Little Bohemia flood

(Gazette photo by Liz Martin)

This is a sports-related blog, but sports take a distinct back seat today, tomorrow and for quite a while in Cedar Rapids, Iowa City, Vinton, Elkader, and all throughout the Gazette circulation area and Eastern Iowa.

What the flood of the Cedar, Iowa and Wapsipinicon rivers has brought and is about to bring are destruction and loss. If you’re in another part of the world … you probably should be glad. For a while, anyhow.

I’ve been down to Ellis Blvd. in Cedar Rapids and saw goodness and hard work in every direction. City employees have worked on short sleep for several days now, and will continue to do so for several more.

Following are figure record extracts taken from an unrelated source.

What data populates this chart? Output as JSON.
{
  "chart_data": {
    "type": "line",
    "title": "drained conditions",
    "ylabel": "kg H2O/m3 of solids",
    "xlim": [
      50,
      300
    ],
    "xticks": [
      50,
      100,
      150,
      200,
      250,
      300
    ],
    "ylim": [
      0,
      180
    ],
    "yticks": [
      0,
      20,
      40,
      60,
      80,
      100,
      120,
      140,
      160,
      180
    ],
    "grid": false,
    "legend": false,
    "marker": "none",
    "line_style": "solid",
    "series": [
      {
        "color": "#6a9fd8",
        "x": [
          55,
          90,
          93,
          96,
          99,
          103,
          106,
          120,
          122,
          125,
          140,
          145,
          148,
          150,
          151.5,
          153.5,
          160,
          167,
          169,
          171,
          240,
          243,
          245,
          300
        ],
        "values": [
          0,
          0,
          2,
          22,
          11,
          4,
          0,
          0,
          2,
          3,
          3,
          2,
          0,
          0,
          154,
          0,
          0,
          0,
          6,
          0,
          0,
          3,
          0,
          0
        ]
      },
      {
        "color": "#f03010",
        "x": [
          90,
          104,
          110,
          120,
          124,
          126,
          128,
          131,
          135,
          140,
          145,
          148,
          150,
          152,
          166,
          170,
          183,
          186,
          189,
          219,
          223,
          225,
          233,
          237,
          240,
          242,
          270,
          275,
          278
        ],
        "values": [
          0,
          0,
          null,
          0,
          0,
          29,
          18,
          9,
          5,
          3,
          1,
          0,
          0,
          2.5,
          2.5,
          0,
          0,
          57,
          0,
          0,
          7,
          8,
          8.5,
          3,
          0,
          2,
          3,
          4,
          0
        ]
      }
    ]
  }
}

County people helped bring in dirt for makeshift levees. I don’t know what the compensation is, if any. And diesel isn’t cheap.

Volunteers were all over the place shoveling sand, bagging it, tying the bags, lifting the bags onto forklifts, and lifting bags off forklifts to put up barriers from the river as best they could. Many spent several hours under the sun doing serious physical labor for nothing but the knowledge they were helping their city and its people.

Friends came in from all around to help people move possessions from their homes. Moving is hard enough work, but try doing it on nature’s schedule instead of your own.

These are going to be hard times in Eastern Iowa’s river towns, from the flooding through the clean-up of the devastation. It takes good, strong people to get through it. Luckily, Iowa has never lacked for those.